Forensic audit results
When the forensic audit began, the department wasn't able to give Sikich a total for tow fees it had collected.
Sullivan talked to six of the 21 tow companies and reviewed police reports. He was able to verify 502 tows, he said, but there are others that couldn't be verified.
"In essence, it was just a complete breakdown of internal controls," Sullivan said, when describing the fund and its documentation.
The first deposit into the tow fund included a check from the Illinois Office of Emergency Management for about $12,000, and six tow fees, he said
But only $10,000 of the check was deposited. The forensic audit found that $2,921.31 was received as "cash back."
The forensic audit also found a $2,340 "non-check" payment to Dan's Diesel, which was for work on Sheriff Michael Harn's truck, but Sullivan said there was no invoice written by the company.
"Sikich was informed by Dan's Diesel that it installed an emissions delete package on the sheriff's truck, and that it was a cash transaction," the audit said. "Dan's Diesel did not issue an invoice due to the nature of the work, not wanting to create a paper trail 'due to EPA laws.'"
According to the audit, Harn told Sikich the cash from the IEMA check not deposited into the fund might have paid for the work at Dan's Diesel.
There was about a 4-month lag from when the deposit was made and Dan's Diesel was paid, Sullivan said.
Sikich found that the record-keeping and procedures for the tow fund were not conducive to effective internal controls.
"The original problem and a problem throughout our review was that records were not maintained properly," Sullivan said.
Sikich made 12 recommendations for ways the Sheriff's Department can "reduce the risk of improperly handling administrative tow fees and to properly manage the tow fund."
The first was to establish written procedures for the entire tow fund process, detailing responsibilities for staff. There are no written procedures at this time, Sullivan said.
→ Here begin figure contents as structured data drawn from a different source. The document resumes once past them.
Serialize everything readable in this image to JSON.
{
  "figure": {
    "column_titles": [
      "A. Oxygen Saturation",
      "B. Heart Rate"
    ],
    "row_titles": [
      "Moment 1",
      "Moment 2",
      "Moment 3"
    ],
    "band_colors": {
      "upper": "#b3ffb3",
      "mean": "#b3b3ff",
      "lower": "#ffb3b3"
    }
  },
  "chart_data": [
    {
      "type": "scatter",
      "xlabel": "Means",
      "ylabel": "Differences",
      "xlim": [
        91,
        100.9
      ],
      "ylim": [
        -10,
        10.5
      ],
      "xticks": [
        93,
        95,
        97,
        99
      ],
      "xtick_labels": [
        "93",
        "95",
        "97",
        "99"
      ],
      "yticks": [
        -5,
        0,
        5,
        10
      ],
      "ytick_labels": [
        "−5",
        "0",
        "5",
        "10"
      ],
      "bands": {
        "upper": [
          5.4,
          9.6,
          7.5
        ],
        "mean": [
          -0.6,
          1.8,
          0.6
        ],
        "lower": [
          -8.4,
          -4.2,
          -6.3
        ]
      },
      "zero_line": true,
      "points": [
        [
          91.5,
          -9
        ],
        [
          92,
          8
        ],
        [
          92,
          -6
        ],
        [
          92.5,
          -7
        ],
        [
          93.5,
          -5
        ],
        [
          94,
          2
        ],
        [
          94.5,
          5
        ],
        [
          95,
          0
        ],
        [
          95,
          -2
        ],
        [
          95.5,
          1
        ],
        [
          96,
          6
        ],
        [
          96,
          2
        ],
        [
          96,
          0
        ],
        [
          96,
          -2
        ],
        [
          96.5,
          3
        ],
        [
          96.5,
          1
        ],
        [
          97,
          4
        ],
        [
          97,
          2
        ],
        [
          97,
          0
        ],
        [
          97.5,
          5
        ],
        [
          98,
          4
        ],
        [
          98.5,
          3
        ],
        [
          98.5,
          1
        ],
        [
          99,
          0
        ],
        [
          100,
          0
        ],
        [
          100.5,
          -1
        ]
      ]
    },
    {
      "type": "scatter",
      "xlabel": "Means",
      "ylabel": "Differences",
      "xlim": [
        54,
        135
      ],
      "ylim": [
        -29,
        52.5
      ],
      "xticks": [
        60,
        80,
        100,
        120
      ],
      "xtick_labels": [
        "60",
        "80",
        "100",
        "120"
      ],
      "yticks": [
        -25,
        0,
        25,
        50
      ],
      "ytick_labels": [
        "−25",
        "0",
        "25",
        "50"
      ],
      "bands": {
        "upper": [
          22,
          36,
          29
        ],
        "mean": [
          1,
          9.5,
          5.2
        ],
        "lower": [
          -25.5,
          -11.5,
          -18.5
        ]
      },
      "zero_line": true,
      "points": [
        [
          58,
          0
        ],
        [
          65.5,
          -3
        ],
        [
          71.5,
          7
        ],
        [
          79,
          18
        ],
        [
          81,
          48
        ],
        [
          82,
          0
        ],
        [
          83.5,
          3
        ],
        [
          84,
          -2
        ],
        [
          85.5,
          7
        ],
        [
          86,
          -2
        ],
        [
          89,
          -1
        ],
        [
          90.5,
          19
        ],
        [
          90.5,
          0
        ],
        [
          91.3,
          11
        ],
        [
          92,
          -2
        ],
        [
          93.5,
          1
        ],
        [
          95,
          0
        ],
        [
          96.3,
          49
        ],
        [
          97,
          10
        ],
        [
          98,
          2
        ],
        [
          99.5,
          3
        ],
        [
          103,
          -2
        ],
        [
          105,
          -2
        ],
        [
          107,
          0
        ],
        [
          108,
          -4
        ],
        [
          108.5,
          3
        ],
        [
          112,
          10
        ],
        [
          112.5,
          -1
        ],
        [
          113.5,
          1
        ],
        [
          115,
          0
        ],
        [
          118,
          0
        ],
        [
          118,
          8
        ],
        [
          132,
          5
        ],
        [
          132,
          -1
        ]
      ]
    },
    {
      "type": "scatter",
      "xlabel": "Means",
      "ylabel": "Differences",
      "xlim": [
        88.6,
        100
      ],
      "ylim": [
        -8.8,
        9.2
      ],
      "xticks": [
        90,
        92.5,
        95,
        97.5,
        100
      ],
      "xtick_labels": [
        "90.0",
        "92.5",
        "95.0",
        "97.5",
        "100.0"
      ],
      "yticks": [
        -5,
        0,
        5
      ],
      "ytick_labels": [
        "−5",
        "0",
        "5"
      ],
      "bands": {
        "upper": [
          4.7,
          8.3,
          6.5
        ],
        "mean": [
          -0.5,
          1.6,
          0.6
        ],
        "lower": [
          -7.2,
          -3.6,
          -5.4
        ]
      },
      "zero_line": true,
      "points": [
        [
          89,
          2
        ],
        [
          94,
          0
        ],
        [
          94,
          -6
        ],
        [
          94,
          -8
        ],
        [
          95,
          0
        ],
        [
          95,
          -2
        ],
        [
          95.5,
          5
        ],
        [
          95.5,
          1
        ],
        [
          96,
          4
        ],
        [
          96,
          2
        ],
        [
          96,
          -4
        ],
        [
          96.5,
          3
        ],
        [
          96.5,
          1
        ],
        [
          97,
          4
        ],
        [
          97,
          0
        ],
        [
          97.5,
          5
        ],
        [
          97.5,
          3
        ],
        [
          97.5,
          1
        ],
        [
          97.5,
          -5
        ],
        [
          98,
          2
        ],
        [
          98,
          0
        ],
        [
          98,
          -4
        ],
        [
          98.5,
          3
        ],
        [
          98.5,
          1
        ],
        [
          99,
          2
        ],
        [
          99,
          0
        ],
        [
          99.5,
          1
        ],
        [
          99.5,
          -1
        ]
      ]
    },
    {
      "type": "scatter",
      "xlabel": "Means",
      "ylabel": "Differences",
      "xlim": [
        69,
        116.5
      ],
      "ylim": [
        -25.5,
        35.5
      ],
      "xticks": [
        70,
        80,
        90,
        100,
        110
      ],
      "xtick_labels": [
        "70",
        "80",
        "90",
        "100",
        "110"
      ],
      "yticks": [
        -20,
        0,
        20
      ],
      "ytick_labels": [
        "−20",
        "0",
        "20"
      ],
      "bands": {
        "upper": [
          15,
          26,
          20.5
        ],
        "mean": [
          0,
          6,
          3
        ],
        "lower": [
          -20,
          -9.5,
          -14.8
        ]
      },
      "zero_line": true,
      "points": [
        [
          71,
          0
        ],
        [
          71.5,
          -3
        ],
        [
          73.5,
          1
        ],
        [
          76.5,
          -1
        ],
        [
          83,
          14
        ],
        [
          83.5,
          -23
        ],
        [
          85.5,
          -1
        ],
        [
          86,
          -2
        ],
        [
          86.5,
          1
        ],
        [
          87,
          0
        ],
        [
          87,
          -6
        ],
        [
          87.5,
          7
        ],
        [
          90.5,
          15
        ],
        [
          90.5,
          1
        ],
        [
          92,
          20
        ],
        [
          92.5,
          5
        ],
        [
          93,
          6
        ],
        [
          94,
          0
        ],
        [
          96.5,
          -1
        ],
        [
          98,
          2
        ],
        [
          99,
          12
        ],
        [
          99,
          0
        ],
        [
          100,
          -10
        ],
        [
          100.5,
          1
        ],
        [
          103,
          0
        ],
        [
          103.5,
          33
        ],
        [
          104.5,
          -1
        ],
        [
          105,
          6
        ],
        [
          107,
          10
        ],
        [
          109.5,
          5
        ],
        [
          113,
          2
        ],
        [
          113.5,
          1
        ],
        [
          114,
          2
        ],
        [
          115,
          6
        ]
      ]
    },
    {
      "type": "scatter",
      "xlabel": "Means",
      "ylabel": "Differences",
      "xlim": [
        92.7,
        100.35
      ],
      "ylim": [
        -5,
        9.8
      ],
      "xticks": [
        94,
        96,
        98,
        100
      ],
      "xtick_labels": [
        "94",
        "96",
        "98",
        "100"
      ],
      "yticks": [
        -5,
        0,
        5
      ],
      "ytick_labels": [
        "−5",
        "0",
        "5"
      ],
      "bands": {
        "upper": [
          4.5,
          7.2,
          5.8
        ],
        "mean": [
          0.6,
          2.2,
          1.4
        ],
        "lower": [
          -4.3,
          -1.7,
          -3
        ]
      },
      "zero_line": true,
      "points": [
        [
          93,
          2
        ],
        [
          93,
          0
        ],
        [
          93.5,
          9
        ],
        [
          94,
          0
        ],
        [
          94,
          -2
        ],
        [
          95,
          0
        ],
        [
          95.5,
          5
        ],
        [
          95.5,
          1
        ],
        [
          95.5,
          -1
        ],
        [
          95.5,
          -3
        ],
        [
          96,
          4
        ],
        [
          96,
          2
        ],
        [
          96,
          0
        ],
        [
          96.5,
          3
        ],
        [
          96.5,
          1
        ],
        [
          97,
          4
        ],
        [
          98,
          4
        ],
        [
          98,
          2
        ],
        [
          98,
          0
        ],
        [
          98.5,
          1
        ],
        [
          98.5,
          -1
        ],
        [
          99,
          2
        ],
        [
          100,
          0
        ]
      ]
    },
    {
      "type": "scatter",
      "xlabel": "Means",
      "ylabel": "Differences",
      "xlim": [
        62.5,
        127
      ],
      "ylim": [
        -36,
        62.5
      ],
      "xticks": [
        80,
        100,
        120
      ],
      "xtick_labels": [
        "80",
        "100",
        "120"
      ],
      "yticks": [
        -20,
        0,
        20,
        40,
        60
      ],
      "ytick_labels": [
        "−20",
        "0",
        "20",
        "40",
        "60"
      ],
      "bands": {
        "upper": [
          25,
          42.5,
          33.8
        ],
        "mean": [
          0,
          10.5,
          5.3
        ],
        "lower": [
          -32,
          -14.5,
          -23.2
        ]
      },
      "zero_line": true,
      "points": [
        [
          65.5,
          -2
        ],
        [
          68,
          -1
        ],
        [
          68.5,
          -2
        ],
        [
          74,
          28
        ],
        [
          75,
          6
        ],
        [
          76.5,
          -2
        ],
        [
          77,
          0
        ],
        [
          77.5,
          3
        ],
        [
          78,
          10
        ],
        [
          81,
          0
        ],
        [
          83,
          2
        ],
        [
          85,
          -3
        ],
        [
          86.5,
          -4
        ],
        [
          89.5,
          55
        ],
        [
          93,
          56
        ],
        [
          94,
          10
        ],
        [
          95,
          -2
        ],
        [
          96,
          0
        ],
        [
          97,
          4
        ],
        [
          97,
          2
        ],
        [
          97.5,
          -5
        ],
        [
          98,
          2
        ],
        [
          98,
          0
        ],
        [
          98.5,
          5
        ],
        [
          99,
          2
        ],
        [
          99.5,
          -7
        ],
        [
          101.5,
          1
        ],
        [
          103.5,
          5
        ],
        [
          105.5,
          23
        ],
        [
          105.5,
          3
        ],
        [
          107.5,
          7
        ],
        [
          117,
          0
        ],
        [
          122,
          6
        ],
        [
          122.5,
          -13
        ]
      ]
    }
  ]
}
There was no procedure for tow companies to be added to the tow list and no procedure for them to be removed. Two companies were removed form the list.
The only department employee who handled the fees, paperwork and record-keeping was Executive Assistant Melissa Crippen, who happens to be Harn's sister-in-law.
Sullivan recommended adequate separation of duties be added.
• Funds should be secured in a safe until deposited.
• Deposits to the tow fund or transmittals to the county treasurer should be made daily when fees are collected.
• The sheriff's office, in conjunction with the treasurer, should periodically reconcile all administrative tow fund records with funds collected and deposited to ensure all expected revenue was received and deposited.
The executive committee meeting lasted 70 minutes. Members talked about implementing the recommendations and the possibility of freezing the fund until they were applied.
Ultimately, all the committee or county board can do is make recommendations or pass directives. It will be up to the elected official to implement them, Gouker said.
"We have no control over the elected official," he said. "We really don't."
About the tow fund
The tow fund was established by county ordinance in 2011 and was meant to supplement diminishing budgets and help the sheriff's department with vehicle repairs and purchases. In the original ordinance, the sheriff was given discretion to spend the funds, collected from a $350 tow fee, for any purpose.
In December, Sauk Valley Media reported that funds from the tow fund had been used by Sheriff Michael Harn to pay for a tent for the county fair, flowers for Secretary’s Day, and a $4,000 management fee for the department’s Facebook page, in addition to vehicle purchases and repairs.
In February, after the fund’s expenses and revenue from other sources were reported, the board restricted what the tow fund could be used for and what funds could be deposited into it.
A month later, the tow fund’s control was transferred to the Ogle County treasurer’s office, and Ogle County Chairman Kim Gouker called for a forensic audit of the fund. He had opposed one several months earlier.